Agramatical porquê, Ari? Ambígua sim, mas não vejo porque haja de ser agramatical? O uso do presente do indicativo para marcar factos futuros próximos é aceite pelos gramáticos, veja a "Nova Gramática" de Celso Cunha/Lindley Cintra, pág. 326 da edição de 1985 (dou-lhe a data e não o nº de ordem porque só a tenho comigo em PDF que não o indica, mas é essa a data do prefácio)


----------



## xiskxisk

Acabei de - I've just
Acabei por - I ended up

Acabei de jantar.
I've just have dinner.

Acabei por jantar em casa.
I ended up eating at home.


----------



## KalAlbè

Obrigado a vocês dois por suas explicações bem detalhadas. 
Pessoalmente, nas situações entre "acabo de ler seu post" e "acabei de ler se post" prefiro começar a frase com _Acabei_, pois como nativo de inglês faz mais sentido na minha mente. Fica mais parecido com nossa "I've just..."


----------



## Ari RT

Tem razão, é uso suportado pela regra.
Meu incômodo com esse uso é sua falha em definir um significado unívoco.
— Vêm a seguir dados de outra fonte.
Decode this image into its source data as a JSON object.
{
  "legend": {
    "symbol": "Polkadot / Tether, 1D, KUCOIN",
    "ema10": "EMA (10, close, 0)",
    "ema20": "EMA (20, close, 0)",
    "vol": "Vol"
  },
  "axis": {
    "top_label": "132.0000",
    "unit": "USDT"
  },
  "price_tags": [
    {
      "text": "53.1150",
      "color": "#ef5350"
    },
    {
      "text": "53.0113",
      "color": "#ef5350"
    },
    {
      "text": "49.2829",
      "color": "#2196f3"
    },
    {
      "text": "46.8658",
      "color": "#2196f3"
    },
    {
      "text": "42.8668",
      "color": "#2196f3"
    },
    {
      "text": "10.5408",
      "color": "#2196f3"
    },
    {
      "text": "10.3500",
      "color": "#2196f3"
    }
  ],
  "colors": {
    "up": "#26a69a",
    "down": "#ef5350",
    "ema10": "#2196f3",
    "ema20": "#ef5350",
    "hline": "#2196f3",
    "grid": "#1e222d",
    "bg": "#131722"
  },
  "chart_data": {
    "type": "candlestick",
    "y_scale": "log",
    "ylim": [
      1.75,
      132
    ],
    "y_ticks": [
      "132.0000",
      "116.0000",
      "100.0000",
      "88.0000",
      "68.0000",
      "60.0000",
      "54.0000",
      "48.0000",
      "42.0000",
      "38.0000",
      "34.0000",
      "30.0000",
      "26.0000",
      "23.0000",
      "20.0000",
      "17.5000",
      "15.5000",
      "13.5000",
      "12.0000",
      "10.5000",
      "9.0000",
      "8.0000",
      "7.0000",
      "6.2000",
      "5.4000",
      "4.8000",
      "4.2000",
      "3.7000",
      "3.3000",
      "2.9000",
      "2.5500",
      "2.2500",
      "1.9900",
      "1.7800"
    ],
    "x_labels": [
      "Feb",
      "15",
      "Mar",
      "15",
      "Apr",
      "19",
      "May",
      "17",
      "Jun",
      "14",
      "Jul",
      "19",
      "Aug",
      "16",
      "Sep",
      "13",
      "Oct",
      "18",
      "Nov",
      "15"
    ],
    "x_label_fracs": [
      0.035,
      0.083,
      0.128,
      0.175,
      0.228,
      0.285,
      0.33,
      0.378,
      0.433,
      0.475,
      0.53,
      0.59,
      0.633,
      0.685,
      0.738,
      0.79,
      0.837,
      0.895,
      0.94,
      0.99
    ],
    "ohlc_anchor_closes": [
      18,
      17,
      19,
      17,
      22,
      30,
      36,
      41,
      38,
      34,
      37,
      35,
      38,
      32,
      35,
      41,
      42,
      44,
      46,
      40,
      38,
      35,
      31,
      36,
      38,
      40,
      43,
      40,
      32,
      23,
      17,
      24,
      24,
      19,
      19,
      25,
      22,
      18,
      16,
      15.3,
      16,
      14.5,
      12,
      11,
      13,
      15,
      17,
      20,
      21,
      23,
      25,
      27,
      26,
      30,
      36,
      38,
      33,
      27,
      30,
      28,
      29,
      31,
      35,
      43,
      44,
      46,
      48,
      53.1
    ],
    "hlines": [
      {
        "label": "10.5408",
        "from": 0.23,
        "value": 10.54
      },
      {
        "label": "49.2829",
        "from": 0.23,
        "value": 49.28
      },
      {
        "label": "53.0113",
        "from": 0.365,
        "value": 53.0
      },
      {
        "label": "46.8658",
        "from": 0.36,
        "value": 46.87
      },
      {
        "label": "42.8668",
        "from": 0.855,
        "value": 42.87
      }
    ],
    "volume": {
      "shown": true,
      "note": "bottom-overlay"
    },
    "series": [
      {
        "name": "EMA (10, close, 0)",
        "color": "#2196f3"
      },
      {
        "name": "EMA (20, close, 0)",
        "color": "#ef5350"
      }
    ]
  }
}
Seu uso depende de contexto. O verbo sozinho não tem o poder de "significar". Não sei se me explico. No meu modelo mental da língua, uma boa frase é composta de agente, verbo e seu objeto, com as variações conhecidas. O resto é perfumaria, e, quanto menos significativo for o núcleo sujeito+verbo+objeto, mais perfumaria será necessária para a correta transmissão de uma ideia entre emissor e receptor(es).
Ao fim e ao cabo, voltamos sempre ao que sempre faz a diferença neste forum: contexto. Uma pequena frase pode significar o mundo, se não inserida em um contexto, e, quanto menor a frase, mais ampla de possibilidades. O limite é a palavra isolada. O que é manga? Pode ser a parte da camisa que cobre os braços, o vidro da lâmpada de óleo ou uma fruta. Mas não se pode acender o pavio dentro da fruta, comer a roupa ou vestir o vidro, salvo em um exercício de realismo fantástico. A palavra manga, por sua amplitude de possíveis significados, exige algo mais para ser uma portadora efetiva de uma ideia. Se a manga foi comida, agora sim, sei de que manga se trata.
Se o uso em comento (presente significando "futuro imediato") for bem feito, com as cautelas necessárias, aceito que é boa técnica de escrita. Tem lá seus usos, principalmente na língua falada.
Mas veja que estamos à beira do "off topic".
Não que me incomode, muito pelo contrário. Quanto mais discussão a respeito de um dado tópico, mais aprendo. Meu segundo parágrafo é um convite ao contraditório, mas não alerte os moderadores. A discussão de bom nível (tanto de profundidade quanto de cordialidade) é ambrosia rara.
Mas o que a moça queria saber é a diferença entre acabar por e acabar de...


----------



## Carfer

Concordo consigo, mas as línguas seriam muito pobres sem essa multiplicidade de sentidos tal como seria a vida sem os odores (a propósito gostei dessa imagem da '_perfumaria_'). Quanto ao _'off-topic_', estamos a falar dos significados de _'acabar de_'. Se há vários, todos eles devem ser tidos em conta para a diferença com '_acabar por_'. Em todo o caso, felizmente, não sou moderador.


----------



## Vanda

Os moderadores/ a moderadora acha muito bem-vinda toda e qualquer discussão contraditória , cordial e civilizada e ela também aprende muito com elas!


----------